9. The computer-readable storage medium of claim 8, wherein the plurality of domains includes one or more of:

a logon domain;

an email domain;

a Hyper Text Transfer Protocol (HTTP) domain;

a file domain; and

a device domain.

10. The computer-readable storage medium of claim 8, wherein modeling the user behaviors within the respective domain involves:

constructing feature vectors for the plurality of users based on the work practice data associated with the respective domain; and

applying a clustering algorithm to the feature vectors, wherein a subset of users are clustered into a first cluster.

11. The computer-readable storage medium of claim 10, wherein the method further comprises calculating an anomaly score associated with a respective user within a second domain based on a probability that the user is clustered into a second cluster into which other users within the subset of users are clustered.

12. The computer-readable storage medium of claim 8, wherein modeling the user behaviors within a respective domain further comprises modeling changes in the user behaviors within the respective domain by clustering users within the respective domain based on work practice data associated with a time instance.
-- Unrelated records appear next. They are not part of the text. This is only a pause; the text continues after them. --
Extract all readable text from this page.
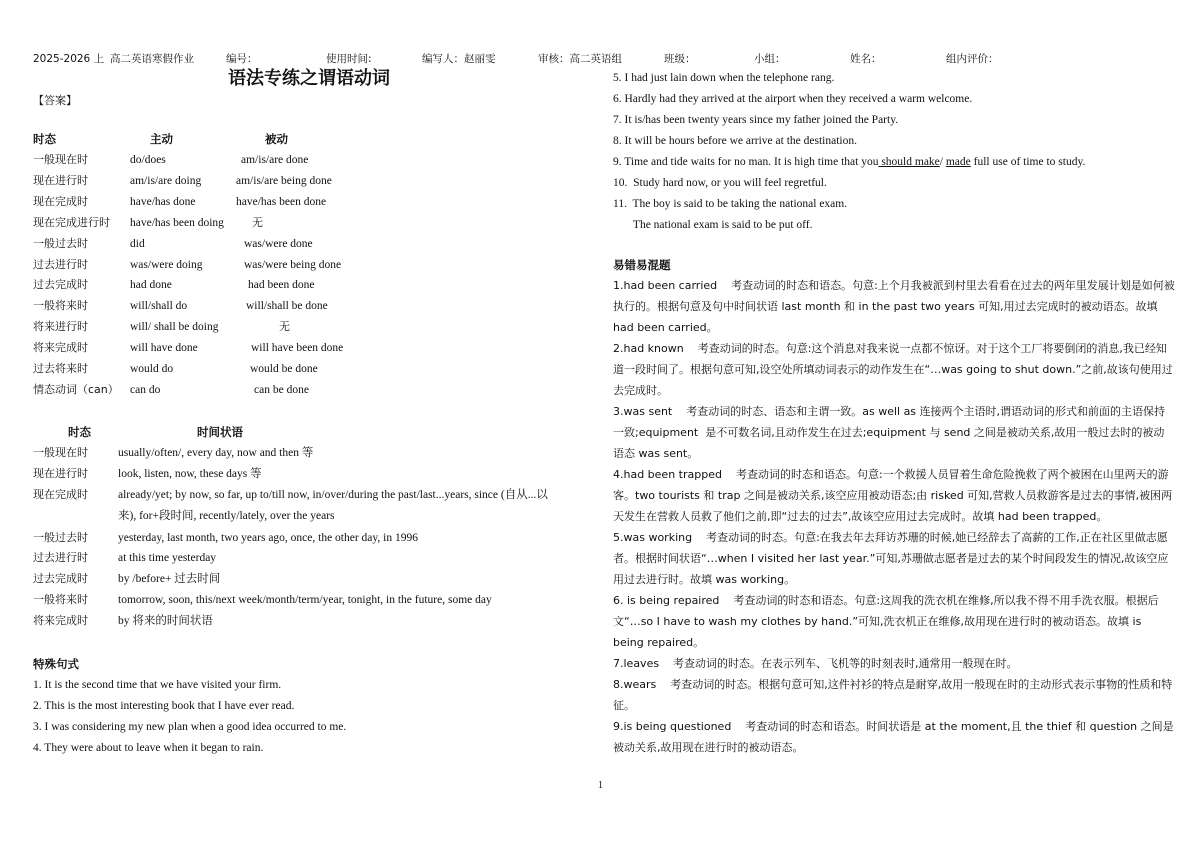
2025-2026 上 高二英语寒假作业	编号：	使用时间:	编写人：赵丽雯	审核：高二英语组	班级：	小组：	姓名：	组内评价：
语法专练之谓语动词
【答案】
时态	主动	被动
一般现在时	do/does	am/is/are done
现在进行时	am/is/are doing	am/is/are being done
现在完成时	have/has done	have/has been done
现在完成进行时 have/has been doing	无
一般过去时	did	was/were done
过去进行时	was/were doing	was/were being done
过去完成时	had done	had been done
一般将来时	will/shall do	will/shall be done
将来进行时	will/ shall be doing	无
将来完成时	will have done	will have been done
过去将来时	would do	would be done
情态动词（can） can do	can be done
时态	时间状语
一般现在时	usually/often/, every day, now and then 等
现在进行时	look, listen, now, these days 等
现在完成时	already/yet; by now, so far, up to/till now, in/over/during the past/last...years, since (自从...以
来), for+段时间, recently/lately, over the years
一般过去时	yesterday, last month, two years ago, once, the other day, in 1996
过去进行时	at this time yesterday
过去完成时	by /before+ 过去时间
一般将来时	tomorrow, soon, this/next week/month/term/year, tonight, in the future, some day
将来完成时	by 将来的时间状语
特殊句式
1. It is the second time that we have visited your firm.
2. This is the most interesting book that I have ever read.
3. I was considering my new plan when a good idea occurred to me.
4. They were about to leave when it began to rain.
5. I had just lain down when the telephone rang.
6. Hardly had they arrived at the airport when they received a warm welcome.
7. It is/has been twenty years since my father joined the Party.
8. It will be hours before we arrive at the destination.
9. Time and tide waits for no man. It is high time that you should make/ made full use of time to study.
10.  Study hard now, or you will feel regretful.
11.  The boy is said to be taking the national exam.
The national exam is said to be put off.
易错易混题

1.had been carried    考查动词的时态和语态。句意:上个月我被派到村里去看看在过去的两年里发展计划是如何被执行的。根据句意及句中时间状语 last month 和 in the past two years 可知,用过去完成时的被动语态。故填 had been carried。

2.had known    考查动词的时态。句意:这个消息对我来说一点都不惊讶。对于这个工厂将要倒闭的消息,我已经知道一段时间了。根据句意可知,设空处所填动词表示的动作发生在“…was going to shut down.”之前,故该句使用过去完成时。

3.was sent    考查动词的时态、语态和主谓一致。as well as 连接两个主语时,谓语动词的形式和前面的主语保持一致;equipment  是不可数名词,且动作发生在过去;equipment 与 send 之间是被动关系,故用一般过去时的被动语态 was sent。

4.had been trapped    考查动词的时态和语态。句意:一个救援人员冒着生命危险挽救了两个被困在山里两天的游客。two tourists 和 trap 之间是被动关系,该空应用被动语态;由 risked 可知,营救人员救游客是过去的事情,被困两天发生在营救人员救了他们之前,即“过去的过去”,故该空应用过去完成时。故填 had been trapped。

5.was working    考查动词的时态。句意:在我去年去拜访苏珊的时候,她已经辞去了高薪的工作,正在社区里做志愿者。根据时间状语“…when I visited her last year.”可知,苏珊做志愿者是过去的某个时间段发生的情况,故该空应用过去进行时。故填 was working。

6. is being repaired    考查动词的时态和语态。句意:这周我的洗衣机在维修,所以我不得不用手洗衣服。根据后文“…so I have to wash my clothes by hand.”可知,洗衣机正在维修,故用现在进行时的被动语态。故填 is being repaired。

7.leaves    考查动词的时态。在表示列车、飞机等的时刻表时,通常用一般现在时。

8.wears    考查动词的时态。根据句意可知,这件衬衫的特点是耐穿,故用一般现在时的主动形式表示事物的性质和特征。

9.is being questioned    考查动词的时态和语态。时间状语是 at the moment,且 the thief 和 question 之间是被动关系,故用现在进行时的被动语态。

1
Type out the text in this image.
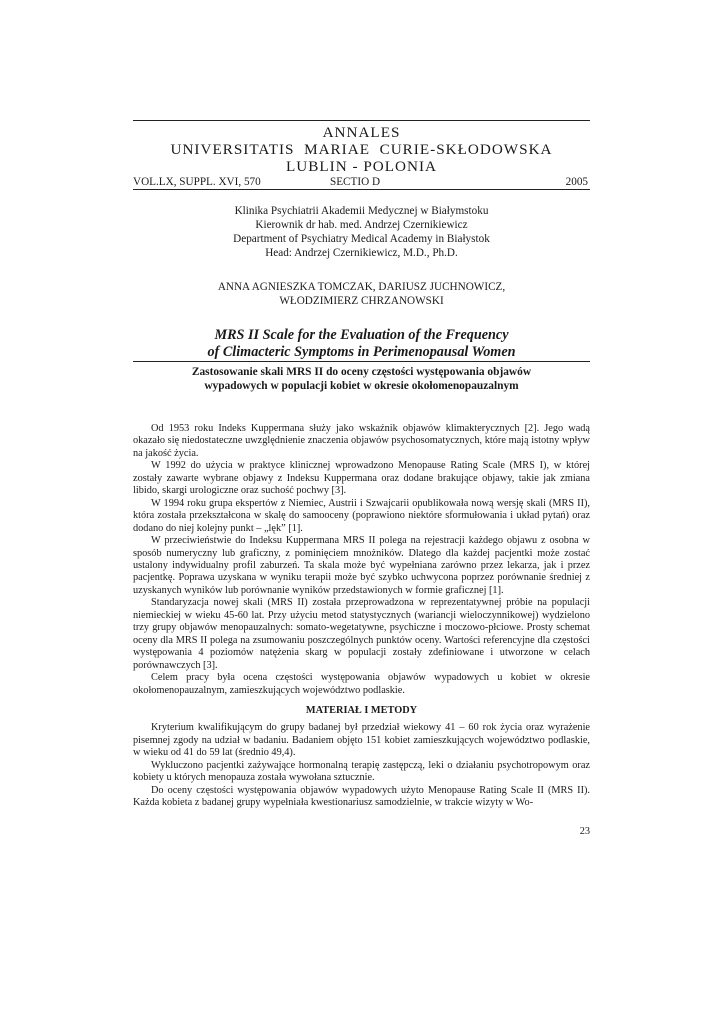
ANNALES
UNIVERSITATIS  MARIAE  CURIE-SKŁODOWSKA
LUBLIN - POLONIA
VOL.LX, SUPPL. XVI, 570	SECTIO D	2005
Klinika Psychiatrii Akademii Medycznej w Białymstoku
Kierownik dr hab. med. Andrzej Czernikiewicz
Department of Psychiatry Medical Academy in Białystok
Head: Andrzej Czernikiewicz, M.D., Ph.D.
ANNA AGNIESZKA TOMCZAK, DARIUSZ JUCHNOWICZ,
WŁODZIMIERZ CHRZANOWSKI
MRS II Scale for the Evaluation of the Frequency
of Climacteric Symptoms in Perimenopausal Women
Zastosowanie skali MRS II do oceny częstości występowania objawów
wypadowych w populacji kobiet w okresie okołomenopauzalnym

Od 1953 roku Indeks Kuppermana służy jako wskaźnik objawów klimakterycznych [2]. Jego wadą okazało się niedostateczne uwzględnienie znaczenia objawów psychosomatycznych, które mają istotny wpływ na jakość życia.

W 1992 do użycia w praktyce klinicznej wprowadzono Menopause Rating Scale (MRS I), w której zostały zawarte wybrane objawy z Indeksu Kuppermana oraz dodane brakujące objawy, takie jak zmiana libido, skargi urologiczne oraz suchość pochwy [3].

W 1994 roku grupa ekspertów z Niemiec, Austrii i Szwajcarii opublikowała nową wersję skali (MRS II), która została przekształcona w skalę do samooceny (poprawiono niektóre sformułowania i układ pytań) oraz dodano do niej kolejny punkt – „lęk” [1].

W przeciwieństwie do Indeksu Kuppermana MRS II polega na rejestracji każdego objawu z osobna w sposób numeryczny lub graficzny, z pominięciem mnożników. Dlatego dla każdej pacjentki może zostać ustalony indywidualny profil zaburzeń. Ta skala może być wypełniana zarówno przez lekarza, jak i przez pacjentkę. Poprawa uzyskana w wyniku terapii może być szybko uchwycona poprzez porównanie średniej z uzyskanych wyników lub porównanie wyników przedstawionych w formie graficznej [1].

Standaryzacja nowej skali (MRS II) została przeprowadzona w reprezentatywnej próbie na populacji niemieckiej w wieku 45-60 lat. Przy użyciu metod statystycznych (wariancji wieloczynnikowej) wydzielono trzy grupy objawów menopauzalnych: somato-wegetatywne, psychiczne i moczowo-płciowe. Prosty schemat oceny dla MRS II polega na zsumowaniu poszczególnych punktów oceny. Wartości referencyjne dla częstości występowania 4 poziomów natężenia skarg w populacji zostały zdefiniowane i utworzone w celach porównawczych [3].

Celem pracy była ocena częstości występowania objawów wypadowych u kobiet w okresie okołomenopauzalnym, zamieszkujących województwo podlaskie.

MATERIAŁ I METODY

Kryterium kwalifikującym do grupy badanej był przedział wiekowy 41 – 60 rok życia oraz wyrażenie pisemnej zgody na udział w badaniu. Badaniem objęto 151 kobiet zamieszkujących województwo podlaskie, w wieku od 41 do 59 lat (średnio 49,4).

Wykluczono pacjentki zażywające hormonalną terapię zastępczą, leki o działaniu psychotropowym oraz kobiety u których menopauza została wywołana sztucznie.

Do oceny częstości występowania objawów wypadowych użyto Menopause Rating Scale II (MRS II). Każda kobieta z badanej grupy wypełniała kwestionariusz samodzielnie, w trakcie wizyty w Wo-

23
13. The computer-readable storage medium of claim 12, wherein modeling the changes in the user behaviors further comprises calculating a probability of a user transitioning from a first cluster at a time instance to a second cluster at a subsequent time instance.

14. The computer-readable storage medium of claim 8, wherein identifying at least one anomalous user involves calculating a weighted sum of anomaly scores associated with the at least one anomalous user from the plurality of domains.

15. A computer system for identifying anomalies, comprising:

a data-obtaining mechanism configured to obtain work practice data associated with a plurality of users, wherein the work practice data includes a plurality of user events;

a data-categorizing mechanism configured to categorize the work practice data into a plurality of domains based on types of the user events;

a modeling mechanism configured to model user behaviors within a respective domain based on work practice data associated with the respective domain; and

an anomaly-detection mechanism configured to detect at least one anomalous user based on modeled user behaviors from the multiple domains.

16. The computer system of claim 15, wherein the plurality of domains includes one or more of:

a logon domain;

an email domain;

a Hyper Text Transfer Protocol (HTTP) domain;

a file domain; and

a device domain.

17. The computer system of claim 15, wherein while modeling the user behaviors within the respective domain, the modeling mechanism is configured to:

construct feature vectors for the plurality of users based on the work practice data associated with the respective domain; and

apply a clustering algorithm to the feature vectors, wherein a subset of users are clustered into a first cluster.

18. The computer system of claim 17, further comprising an anomaly-score calculator configured to calculate an anomaly score associated with a respective user within a second domain based on a probability that the user is clustered into a second cluster into which other users within the subset of users are clustered.

19. The computer system of claim 15, wherein while modeling the user behaviors within a respective domain, the modeling mechanism is further configured to model changes in the user behaviors within the respective domain by clustering users within the respective domain based on work practice data associated with a time instance.

20. The computer system of claim 19, wherein while modeling the changes in the user behaviors, the modeling mechanism is further configured to calculate a probability of a user transitioning from a first cluster at a time instance to a second cluster at a subsequent time instance.

21. The computer system of claim 15, wherein while detecting the at least one anomalous user, the anomaly-detection mechanism is configured to calculate a weighted sum of anomaly scores associated with the at least one anomalous user from the plurality of domains.